Luc 8, 29

En effet, Jésus commandait à l’esprit impur de sortir de cet homme, car l’esprit s’était emparé de lui bien des fois. On le gardait alors lié par des chaînes, avec des entraves aux pieds, mais il rompait ses liens et le démon l’entraînait vers les endroits déserts.

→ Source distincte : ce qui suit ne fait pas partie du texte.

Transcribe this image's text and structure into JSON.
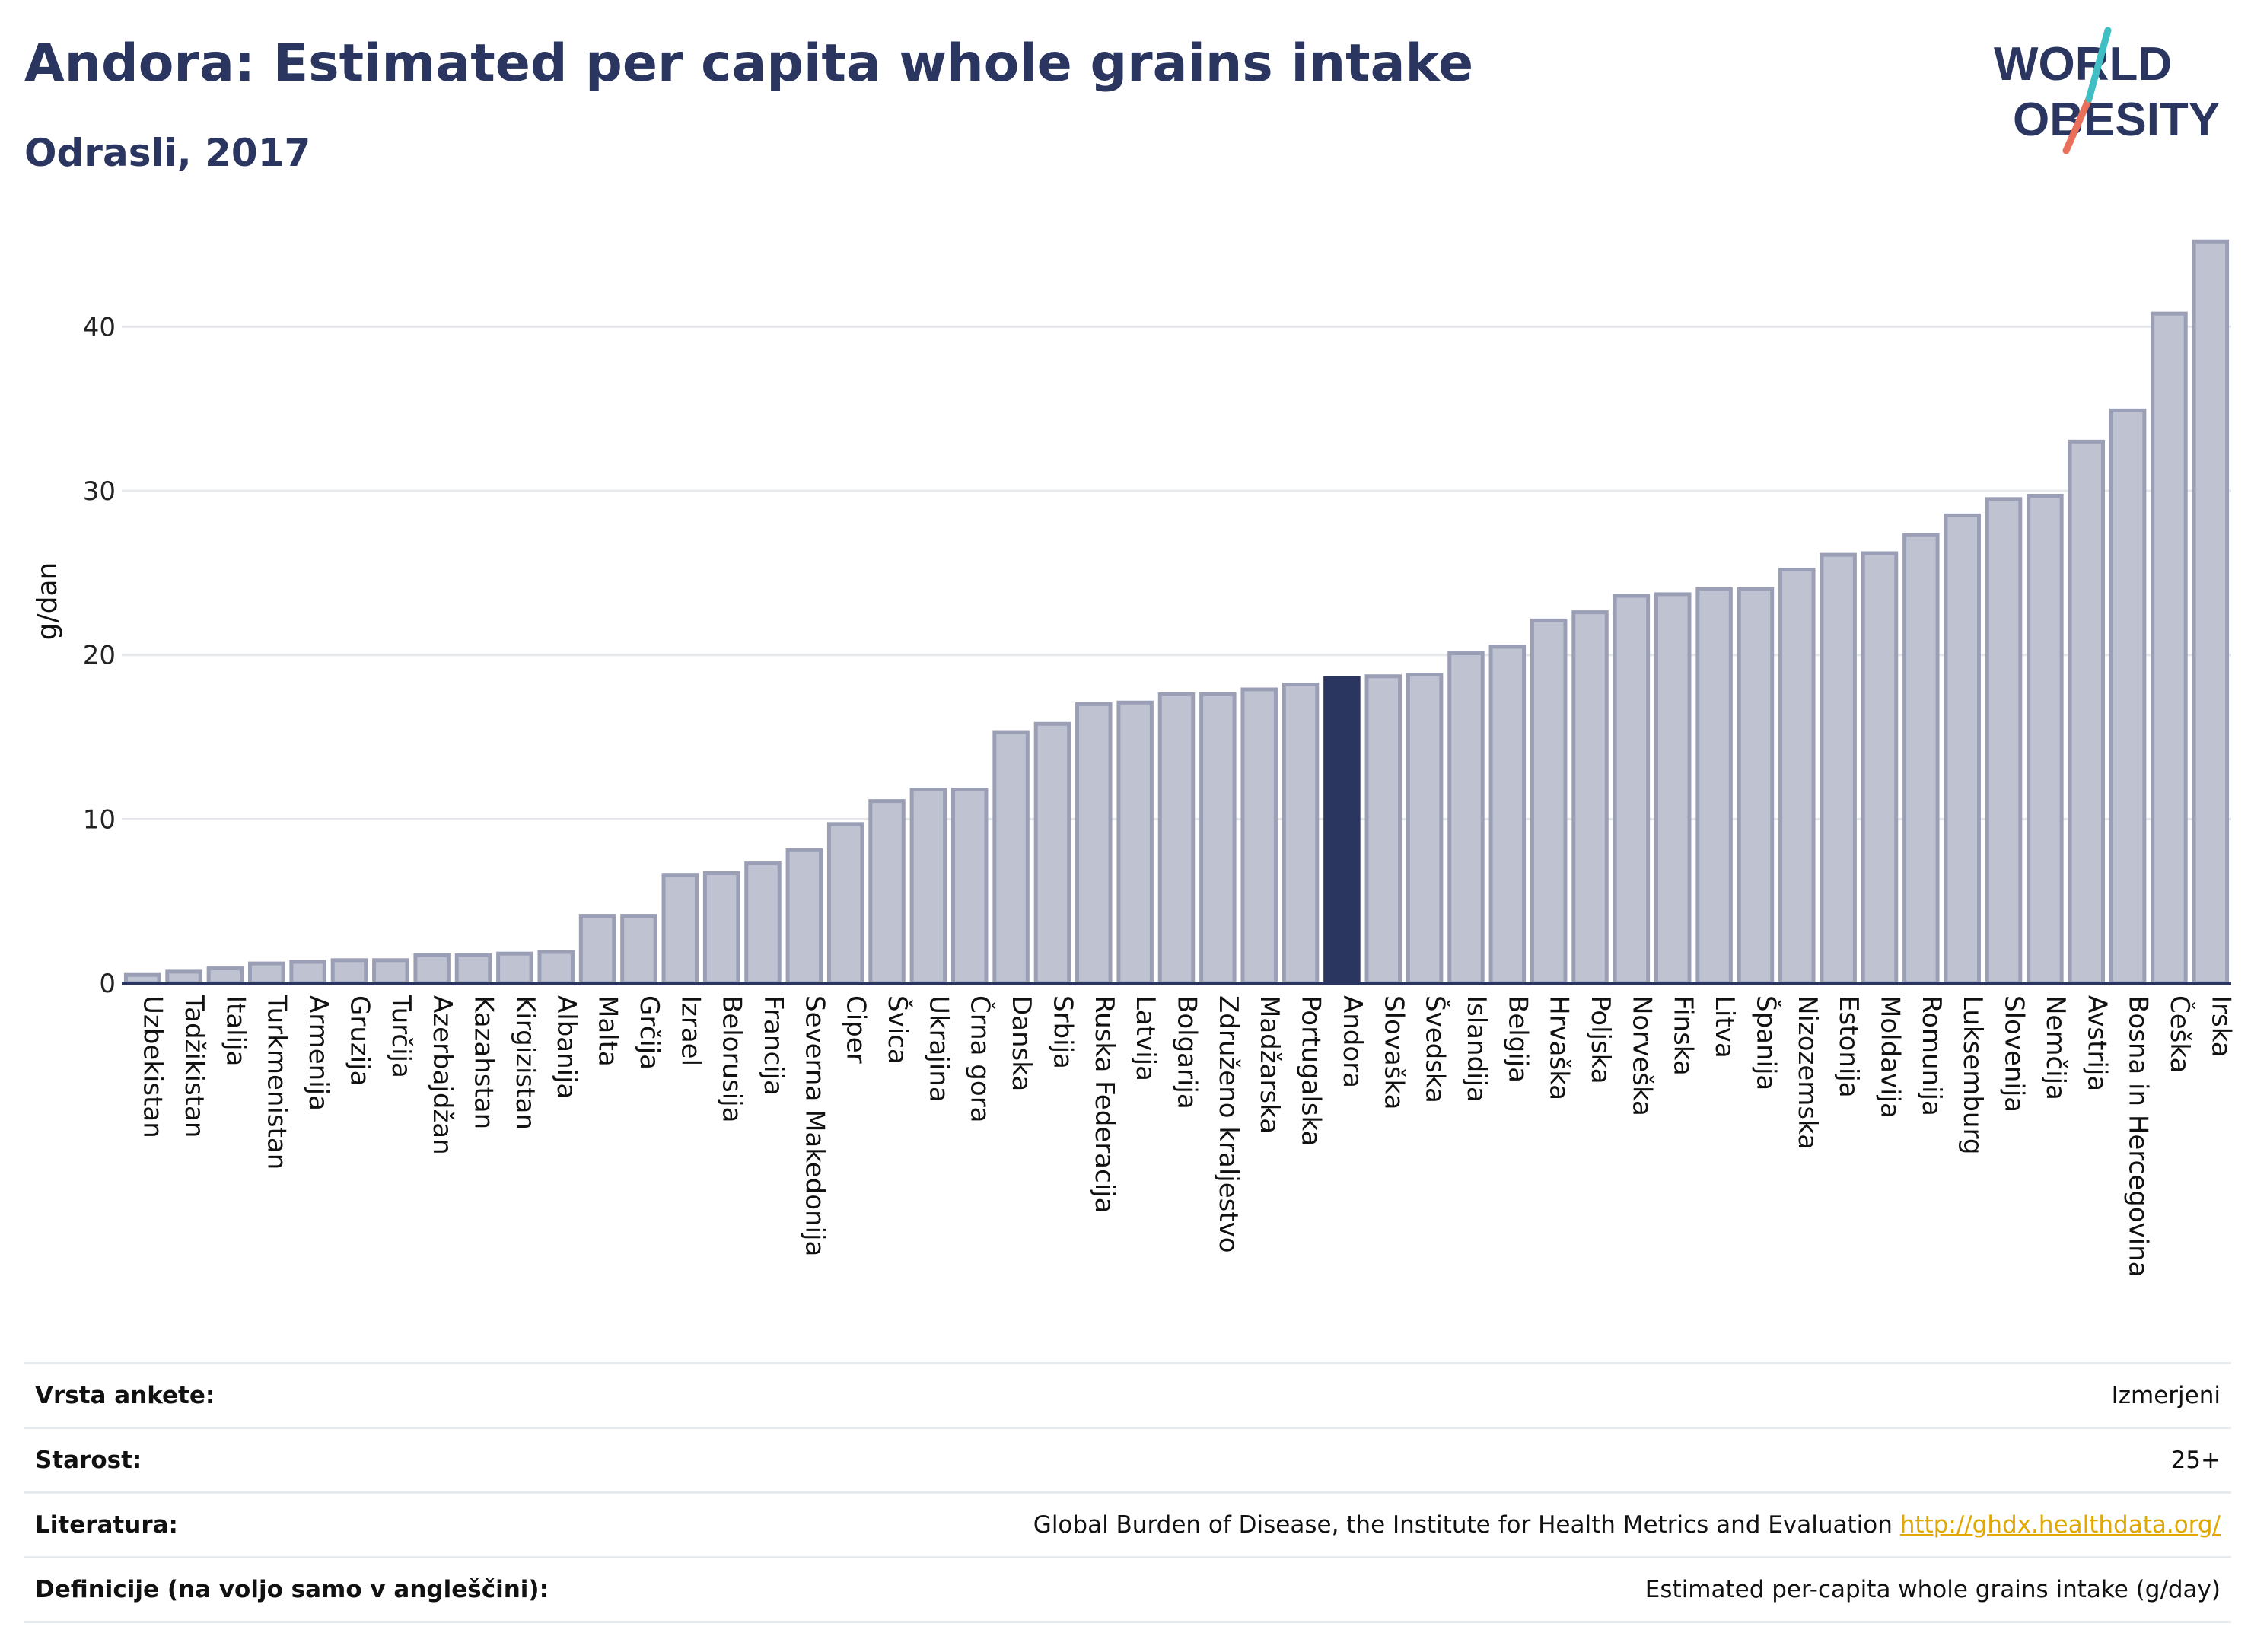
{
  "header": {
    "title": "Andora: Estimated per capita whole grains intake",
    "subtitle": "Odrasli, 2017"
  },
  "logo": {
    "line1": "WORLD",
    "line2": "OBESITY"
  },
  "chart_data": {
    "type": "bar",
    "ylabel": "g/dan",
    "ylim": [
      0,
      46
    ],
    "yticks": [
      0,
      10,
      20,
      30,
      40
    ],
    "grid": true,
    "highlight": "Andora",
    "colors": {
      "bar": "#bfc3d1",
      "bar_border": "#9a9fb6",
      "highlight": "#2a3560",
      "grid": "#e6e8ec",
      "axis": "#2a3560"
    },
    "categories": [
      "Uzbekistan",
      "Tadžikistan",
      "Italija",
      "Turkmenistan",
      "Armenija",
      "Gruzija",
      "Turčija",
      "Azerbajdžan",
      "Kazahstan",
      "Kirgizistan",
      "Albanija",
      "Malta",
      "Grčija",
      "Izrael",
      "Belorusija",
      "Francija",
      "Severna Makedonija",
      "Ciper",
      "Švica",
      "Ukrajina",
      "Črna gora",
      "Danska",
      "Srbija",
      "Ruska Federacija",
      "Latvija",
      "Bolgarija",
      "Združeno kraljestvo",
      "Madžarska",
      "Portugalska",
      "Andora",
      "Slovaška",
      "Švedska",
      "Islandija",
      "Belgija",
      "Hrvaška",
      "Poljska",
      "Norveška",
      "Finska",
      "Litva",
      "Španija",
      "Nizozemska",
      "Estonija",
      "Moldavija",
      "Romunija",
      "Luksemburg",
      "Slovenija",
      "Nemčija",
      "Avstrija",
      "Bosna in Hercegovina",
      "Češka",
      "Irska"
    ],
    "values": [
      0.5,
      0.7,
      0.9,
      1.2,
      1.3,
      1.4,
      1.4,
      1.7,
      1.7,
      1.8,
      1.9,
      4.1,
      4.1,
      6.6,
      6.7,
      7.3,
      8.1,
      9.7,
      11.1,
      11.8,
      11.8,
      15.3,
      15.8,
      17.0,
      17.1,
      17.6,
      17.6,
      17.9,
      18.2,
      18.6,
      18.7,
      18.8,
      20.1,
      20.5,
      22.1,
      22.6,
      23.6,
      23.7,
      24.0,
      24.0,
      25.2,
      26.1,
      26.2,
      27.3,
      28.5,
      29.5,
      29.7,
      33.0,
      34.9,
      40.8,
      45.2
    ]
  },
  "meta": {
    "rows": [
      {
        "label": "Vrsta ankete:",
        "value": "Izmerjeni"
      },
      {
        "label": "Starost:",
        "value": "25+"
      },
      {
        "label": "Literatura:",
        "value": "Global Burden of Disease, the Institute for Health Metrics and Evaluation",
        "link": "http://ghdx.healthdata.org/"
      },
      {
        "label": "Definicije (na voljo samo v angleščini):",
        "value": "Estimated per-capita whole grains intake (g/day)"
      }
    ]
  }
}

En effet, Jésus commandait à l’esprit impur de sortir de cet homme, car l’esprit s’était emparé de lui bien des fois. On le gardait alors lié par des chaînes, avec des entraves aux pieds, mais il rompait ses liens et le démon l’entraînait vers les endroits déserts.
Louis-Claude Fillion
Cette réflexion de l'évangéliste explique pourquoi le démon priait Jésus avec tant d'insistance de ne pas l'expulser du corps qu'il possédait. Jésus insistait donc lui aussi pour contraindre le démon de se retirer. - Depuis longtemps… La description précédente du démoniaque, v. 27, avait rapport à son état présent, tel qu'il frappa les regards du Sauveur et des disciples ; celle-ci est relative au passé, et décrit l'histoire antérieure du malheureux possédé. - Entraîné… dans les déserts : encore une particularité de S. Luc. Les déserts n'ont jamais manqué dans les régions situées à l'E. et au S. E. du lac de Tibériade.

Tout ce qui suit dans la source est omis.